“No” — Una Bendición Disfrazada

“y cuando llegaron a Misia, intentaron ir a Bitinia, pero el Espíritu no se lo permitió. Y pasando junto a Misia, descendieron a Troas. Y se le mostró a Pablo una visión de noche: un varón macedonio estaba en pie, rogándole y diciendo: Pasa a Macedonia y ayúdanos. Cuando vio la visión, en seguida procuramos partir para Macedonia, dando por cierto que Dios nos llamaba para que les anunciásemos el evangelio” (Hechos 16:7-10).

Muchas veces, con certeza, ya oímos, de alguno amigo, la frase: “Espero que usted consiga exactamente lo que quiere”.

¿Será qué ya paramos para reflexionar sobre ella? Estamos, constantemente, anhelando cosas que no necesitamos o que no son buenas para nosotros. “Nuestros ojos son mayores que nuestros estómagos“. El “no” de Dios frecuentemente es una bendición disfrazada y puede llevar a una misión mayor, como el apóstol Pablo descubrió al recibir el llamado del hombre de la Macedonia.

¿Cómo reaccionamos al oír un “no” en nuestras pretensionesí
¿Cerramos el semblante? ¿Murmuramos por más un fracaso?
¿Dejamos translucir nuestro malhumor culpando a todos por nuestra frustración?

Muchas veces ése “no” tiene sabor de victoria. Puede valer mucho más que un “sí”. Él puede ser el primer paso para una grande conquista. Cuando el “no” viene del Señor, debemos sonreír y cantar porque Él tendrá algo mayor y más grandioso para nosotros. Basta apenas que confiemos en él, que sepamos comprender lo que realmente anhela y aguardar las maravillas que seguirán a ése “no” bendito.
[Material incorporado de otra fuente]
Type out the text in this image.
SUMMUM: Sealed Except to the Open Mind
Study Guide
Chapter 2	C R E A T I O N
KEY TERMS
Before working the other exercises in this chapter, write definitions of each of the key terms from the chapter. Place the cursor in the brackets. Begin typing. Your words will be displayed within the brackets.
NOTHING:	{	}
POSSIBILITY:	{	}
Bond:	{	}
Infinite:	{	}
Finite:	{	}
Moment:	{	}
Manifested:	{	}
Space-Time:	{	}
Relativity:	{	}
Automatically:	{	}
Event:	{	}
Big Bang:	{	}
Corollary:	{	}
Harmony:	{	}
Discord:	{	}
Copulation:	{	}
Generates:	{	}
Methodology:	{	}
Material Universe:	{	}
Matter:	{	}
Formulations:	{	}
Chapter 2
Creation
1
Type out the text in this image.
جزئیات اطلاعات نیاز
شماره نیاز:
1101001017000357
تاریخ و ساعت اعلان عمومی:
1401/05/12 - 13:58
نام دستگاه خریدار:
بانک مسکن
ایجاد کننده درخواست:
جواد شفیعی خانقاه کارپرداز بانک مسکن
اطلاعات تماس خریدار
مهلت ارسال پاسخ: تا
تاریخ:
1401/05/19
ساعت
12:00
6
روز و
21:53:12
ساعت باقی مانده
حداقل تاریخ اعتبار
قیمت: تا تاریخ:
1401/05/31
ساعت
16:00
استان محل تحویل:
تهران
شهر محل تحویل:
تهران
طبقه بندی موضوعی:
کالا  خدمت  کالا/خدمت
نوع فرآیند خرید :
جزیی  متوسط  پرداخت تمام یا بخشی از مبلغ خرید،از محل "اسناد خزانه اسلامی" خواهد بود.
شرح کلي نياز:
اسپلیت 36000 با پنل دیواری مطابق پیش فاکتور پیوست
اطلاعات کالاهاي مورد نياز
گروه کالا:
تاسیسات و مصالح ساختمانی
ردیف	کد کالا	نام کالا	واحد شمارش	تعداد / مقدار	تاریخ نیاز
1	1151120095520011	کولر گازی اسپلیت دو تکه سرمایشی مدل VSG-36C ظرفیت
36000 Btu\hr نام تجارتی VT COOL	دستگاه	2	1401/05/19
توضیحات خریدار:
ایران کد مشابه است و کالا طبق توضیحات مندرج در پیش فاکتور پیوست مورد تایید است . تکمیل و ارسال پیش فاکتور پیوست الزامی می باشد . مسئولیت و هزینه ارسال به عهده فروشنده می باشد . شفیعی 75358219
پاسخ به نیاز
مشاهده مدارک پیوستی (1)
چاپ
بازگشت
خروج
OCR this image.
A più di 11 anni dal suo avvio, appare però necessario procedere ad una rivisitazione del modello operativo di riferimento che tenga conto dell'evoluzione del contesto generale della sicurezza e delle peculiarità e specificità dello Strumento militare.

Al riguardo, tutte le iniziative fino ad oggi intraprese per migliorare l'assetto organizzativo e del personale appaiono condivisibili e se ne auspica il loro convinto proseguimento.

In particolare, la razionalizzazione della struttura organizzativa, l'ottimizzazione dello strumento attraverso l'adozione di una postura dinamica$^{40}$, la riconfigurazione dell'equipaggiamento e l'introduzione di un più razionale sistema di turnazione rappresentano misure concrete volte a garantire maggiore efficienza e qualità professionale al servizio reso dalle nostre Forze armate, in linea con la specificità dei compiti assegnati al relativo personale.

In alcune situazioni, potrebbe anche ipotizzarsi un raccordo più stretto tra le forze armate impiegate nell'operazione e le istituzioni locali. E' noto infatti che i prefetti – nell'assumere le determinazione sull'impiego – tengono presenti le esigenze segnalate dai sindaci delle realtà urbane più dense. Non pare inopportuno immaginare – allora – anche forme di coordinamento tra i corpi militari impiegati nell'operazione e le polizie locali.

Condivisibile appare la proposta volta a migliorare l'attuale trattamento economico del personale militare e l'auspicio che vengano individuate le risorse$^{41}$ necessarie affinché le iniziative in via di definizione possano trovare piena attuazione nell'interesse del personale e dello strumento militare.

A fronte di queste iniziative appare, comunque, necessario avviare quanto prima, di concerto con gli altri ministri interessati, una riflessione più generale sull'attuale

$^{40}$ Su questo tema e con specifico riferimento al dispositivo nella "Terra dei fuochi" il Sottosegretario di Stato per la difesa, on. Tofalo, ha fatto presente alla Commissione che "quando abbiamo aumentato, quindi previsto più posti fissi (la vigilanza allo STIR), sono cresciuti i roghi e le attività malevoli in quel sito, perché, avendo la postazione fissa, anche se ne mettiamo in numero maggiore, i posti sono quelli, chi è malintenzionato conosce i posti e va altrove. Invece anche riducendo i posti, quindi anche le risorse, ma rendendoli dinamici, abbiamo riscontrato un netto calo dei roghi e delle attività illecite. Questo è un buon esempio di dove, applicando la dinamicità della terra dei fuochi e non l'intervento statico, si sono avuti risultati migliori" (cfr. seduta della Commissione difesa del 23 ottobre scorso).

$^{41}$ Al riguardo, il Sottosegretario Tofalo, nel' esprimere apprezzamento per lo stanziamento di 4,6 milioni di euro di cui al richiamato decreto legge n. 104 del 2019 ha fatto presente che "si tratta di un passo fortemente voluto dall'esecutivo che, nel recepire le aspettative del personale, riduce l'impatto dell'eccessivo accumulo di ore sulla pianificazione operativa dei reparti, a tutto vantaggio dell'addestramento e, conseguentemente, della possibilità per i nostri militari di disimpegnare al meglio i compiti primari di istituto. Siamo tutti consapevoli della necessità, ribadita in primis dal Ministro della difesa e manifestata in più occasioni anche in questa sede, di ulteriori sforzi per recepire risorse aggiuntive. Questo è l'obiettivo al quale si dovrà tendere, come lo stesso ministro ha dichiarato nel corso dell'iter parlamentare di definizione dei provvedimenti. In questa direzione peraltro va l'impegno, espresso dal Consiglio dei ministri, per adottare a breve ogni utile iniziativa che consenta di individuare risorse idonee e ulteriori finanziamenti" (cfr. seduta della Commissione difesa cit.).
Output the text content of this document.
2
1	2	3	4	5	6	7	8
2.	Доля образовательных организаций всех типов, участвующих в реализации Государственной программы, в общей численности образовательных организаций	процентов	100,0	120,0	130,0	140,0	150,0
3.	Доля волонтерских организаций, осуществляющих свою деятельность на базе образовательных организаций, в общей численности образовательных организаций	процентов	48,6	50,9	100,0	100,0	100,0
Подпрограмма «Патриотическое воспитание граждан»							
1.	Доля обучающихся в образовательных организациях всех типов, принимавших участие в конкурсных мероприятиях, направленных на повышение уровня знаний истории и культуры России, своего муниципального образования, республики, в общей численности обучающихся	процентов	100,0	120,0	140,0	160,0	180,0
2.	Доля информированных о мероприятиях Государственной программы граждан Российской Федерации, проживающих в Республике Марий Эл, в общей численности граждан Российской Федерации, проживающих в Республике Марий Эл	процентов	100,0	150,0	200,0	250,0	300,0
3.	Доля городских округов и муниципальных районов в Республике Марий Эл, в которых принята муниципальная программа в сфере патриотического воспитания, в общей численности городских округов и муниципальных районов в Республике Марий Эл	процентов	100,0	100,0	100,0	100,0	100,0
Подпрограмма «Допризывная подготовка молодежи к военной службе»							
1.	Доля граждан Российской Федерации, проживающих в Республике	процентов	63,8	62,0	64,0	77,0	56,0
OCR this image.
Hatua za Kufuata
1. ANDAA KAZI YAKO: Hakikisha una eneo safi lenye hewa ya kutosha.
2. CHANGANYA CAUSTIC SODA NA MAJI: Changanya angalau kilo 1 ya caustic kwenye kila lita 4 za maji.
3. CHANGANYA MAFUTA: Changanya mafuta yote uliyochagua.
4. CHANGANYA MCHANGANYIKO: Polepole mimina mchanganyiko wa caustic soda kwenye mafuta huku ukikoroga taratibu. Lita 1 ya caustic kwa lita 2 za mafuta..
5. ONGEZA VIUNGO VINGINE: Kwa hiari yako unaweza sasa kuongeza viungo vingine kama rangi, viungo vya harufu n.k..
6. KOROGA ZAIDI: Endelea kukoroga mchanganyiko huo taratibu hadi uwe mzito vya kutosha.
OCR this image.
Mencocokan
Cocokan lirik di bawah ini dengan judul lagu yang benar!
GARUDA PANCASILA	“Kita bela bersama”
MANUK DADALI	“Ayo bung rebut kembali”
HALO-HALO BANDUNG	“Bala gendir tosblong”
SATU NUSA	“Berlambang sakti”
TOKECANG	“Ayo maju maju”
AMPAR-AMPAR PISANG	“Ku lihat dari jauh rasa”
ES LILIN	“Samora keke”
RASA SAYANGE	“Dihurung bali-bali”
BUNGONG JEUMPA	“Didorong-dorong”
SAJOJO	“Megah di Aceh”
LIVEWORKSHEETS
El secreto para una vida abundante y feliz es esperar siempre la voluntad de Dios. Si vivimos de esa manera, tanto el “sí” como el “no” tendrán el mismo valor y traerán el mismo regocijo para nuestro corazón.

¿Usted murmura cuando Dios contesta “no” o agradece a Él por mostrarle qué su propósito estaba equivocado?